Siz ne yapıyorsunuz?
Özgürce kölelik… Kölelik hakkımızı kullanıyoruz… Bu yazıyı
okuyorsunuz ve bu yazı bilgisayarınızın içinde. Ayaklarınız yıllardır toprağa
değmedi. Yağmurdan kaçıyorsunuz çünkü hasta olmaktan korkuyorsunuz. Hasta
olursanız işe gidemez, borçlarınızı ödeyemezsiniz. Okula gidemezsiniz,eğitiminiz
yarım kalır, ki bu kötü bir gelecek demektir değil mi?
"Ben özgürüm!" diyebiliyor musunuz?
Özgür değilsiniz. Sadece zincirleriniz uzun.
Bu sizin hatanız. Atalarınızın yolundan gitmeyi reddettiniz
ve, "Bizler modern insanlarız!" dediniz. Ama bu köleliğiniz daha az yağmur
yağmasına, buzulların erimesine, gezegenimizin ikliminin bozulmasına, araçlarınız
için petrol savaşları çıkmasına ve daha binlerce olumsuz şeye neden
oldu, olacak.
Özgür değilsiniz!
Borçlarınızla kölelleştirildiniz. Yağmur yağmıyor artık. Yağsa
bile felaketlere neden olacak kadar şiddetli yağıyor. Artık
rahatlayabilirsiniz. Cep telefonlarınızla, msninizle vs. konuşmaya, marketleri
adeta soymaya devam edebilirsiniz artık.
Özgür değilsiniz!
Özgür olmak bedel ödemeyi gerektirir çünkü!
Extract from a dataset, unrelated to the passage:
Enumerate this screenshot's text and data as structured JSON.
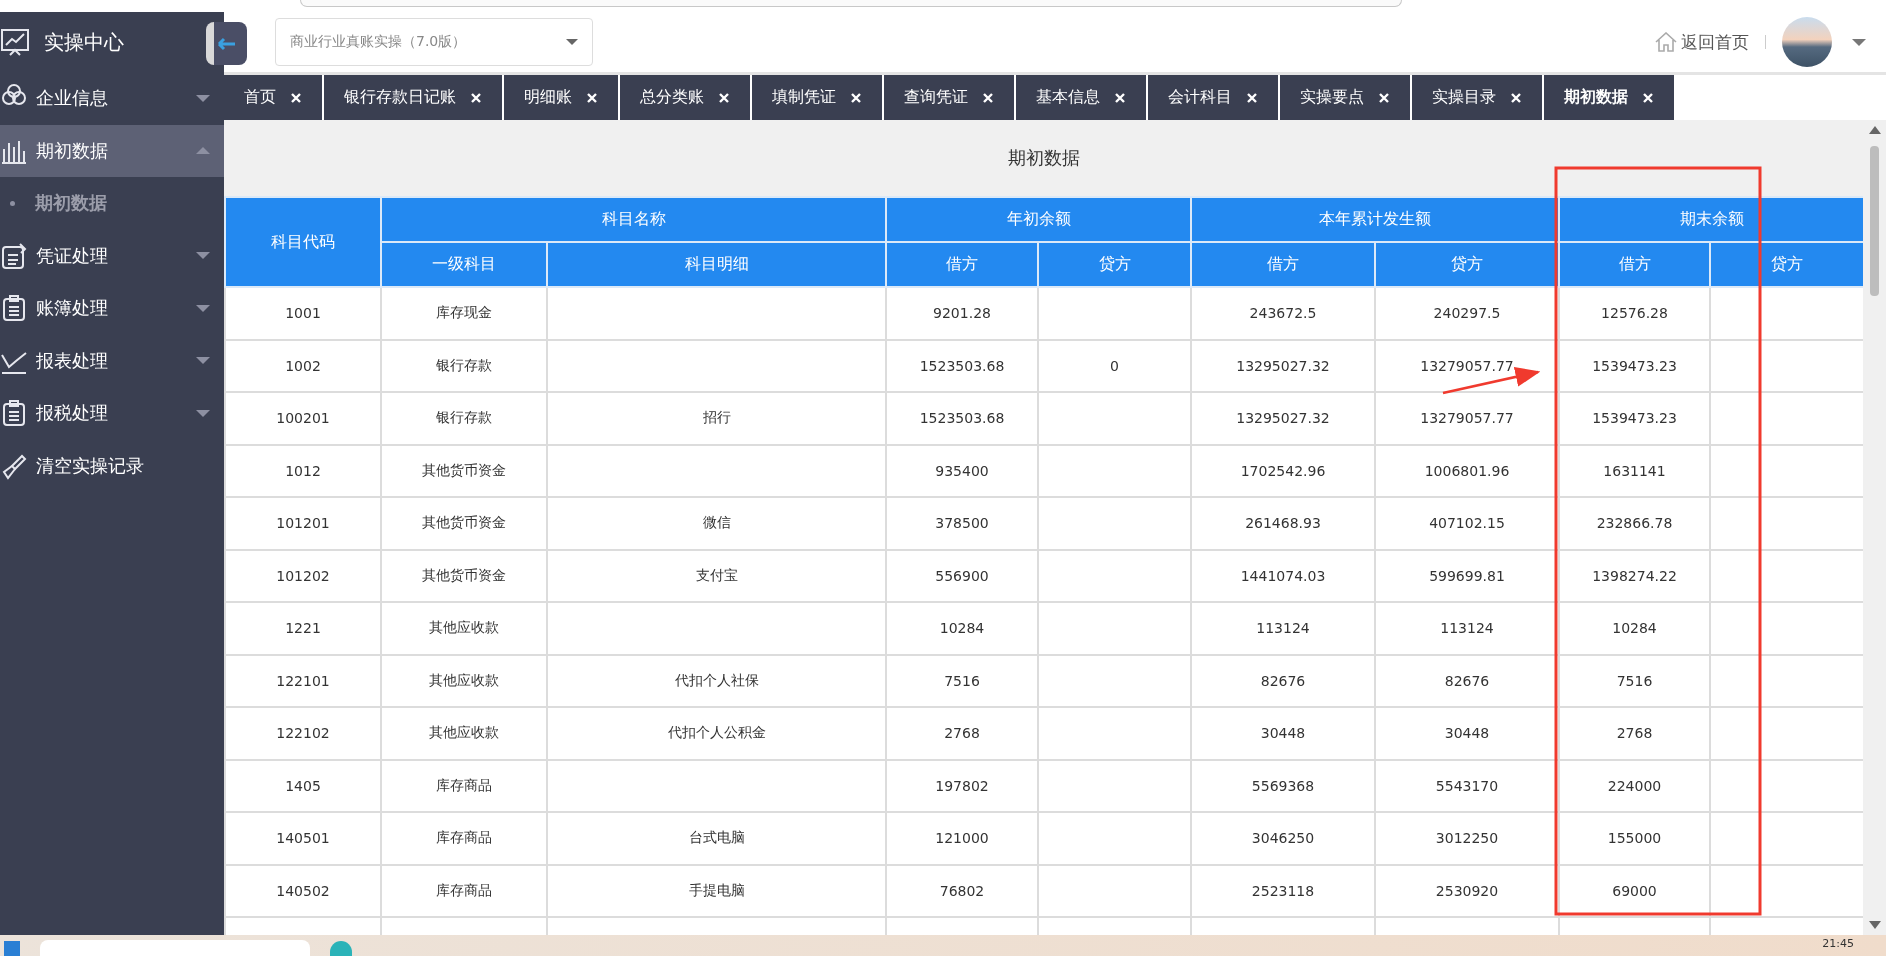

Özgür olsanız sudan çıkmış balığa dönersiniz!
Özgür değilsiniz!
Yaşamlarınıza kölesiniz!
Yaşlanmadan ve pişmanlığınız anlamsızlaşmadan modern hayatın
kıçına tekmeyi basın!
Eğer evinizdeki televizyonu paramparça edemiyorsanız en
azından uzak durun ondan, izlemeyin. İnternetinizi, cep telefonlarınızı, hormonlu
meyvelerinizi, kimyasal boyalarla şirinleştirilmiş market ürünlerinizi terk edin.
Özgürlük kurtlu elma yemektir bu yüzyılda…
Özgür değilsiniz!
Dört mevsim kıpkırmızı, sulu yani hormonlu elmalar yediğiniz
sürece de köle kalacaksınız!
Şirketlere köle, devletlere, insan eliyle yapılma kanunlara…
Geçen akşam bir Kemal Sunal filmi vardı. "Deli Deli Küpeli" filmi, hani akıl hastanesinden kaçan 2 kişi bir kasabaya geliyor ve Kemal
Sunal’ın oynadığı karakter bir şekilde belediye başkanı oluyor ve bir sahnede
diyor ki, "Eğer kanunlar vatandaşın acı çekmesine neden oluyorsa o kanunu
kaldırıyorum!"
Özgürlük cebinizde para olunca yaşadığınız şey değildir. Sizi
ve beni böyle kandırdılar.
İlk insanlar avdan elleri boş dönünce avı iyi gitmiş
diğerleri avlarını onlarla paylaşırdı.
Biz modern insanlar kilit üzerine kilit vuruyoruz
evlerimizin kapılarına…
Özgür değilsiniz!
Kurtlu elmaya dönün.
Yaşam kurtlu elmalarda.
Yaşam birazı çürük görünen sebzelerde, yaşam üzerinize yağmur
yağarken göğe bakıp şükretmekte…
Kurtlu elmaya dönün!
Gerçek insanlara dönün!
Gerçek insanlar olun!
Yüzünüzü doğaya dönün!
Kurtlu elmalarla barışın!
Makyaj yapmayan kadınlara aşık olun!
Gerçek erkeklere aşık olun!
Bebek gülüşlerine iman edin!
Vantilatörlerle değil kelebek kanatlarıyla serinleyin!
Tutkunuzla ısının!
Gerçek insan olmayı hatırlayın!
O yani gerçek insan içinizde bir yerde… O ölmedi,onun ruhunu
değil bizzat kendini çağırabilirsiniz!
Size gelecektir!
Özgürlük son model bir arabayla hız yapmak değildir!
Özgürlük çamurlu ayaklardır!
Özgürlük dağınık saçlardır!
Özgürlük ter kokmaktır!
Özgürlük domatesi kendi bahçenizde yetiştirmektir!
Modern hayatın kıçına tekmeyi basın!
Özgürlük kurtlu elmalardadır!
Kurtlu elmalara dönün!
SAHİP OLDUKLARIN SONUNDA SANA SAHİP OLUR!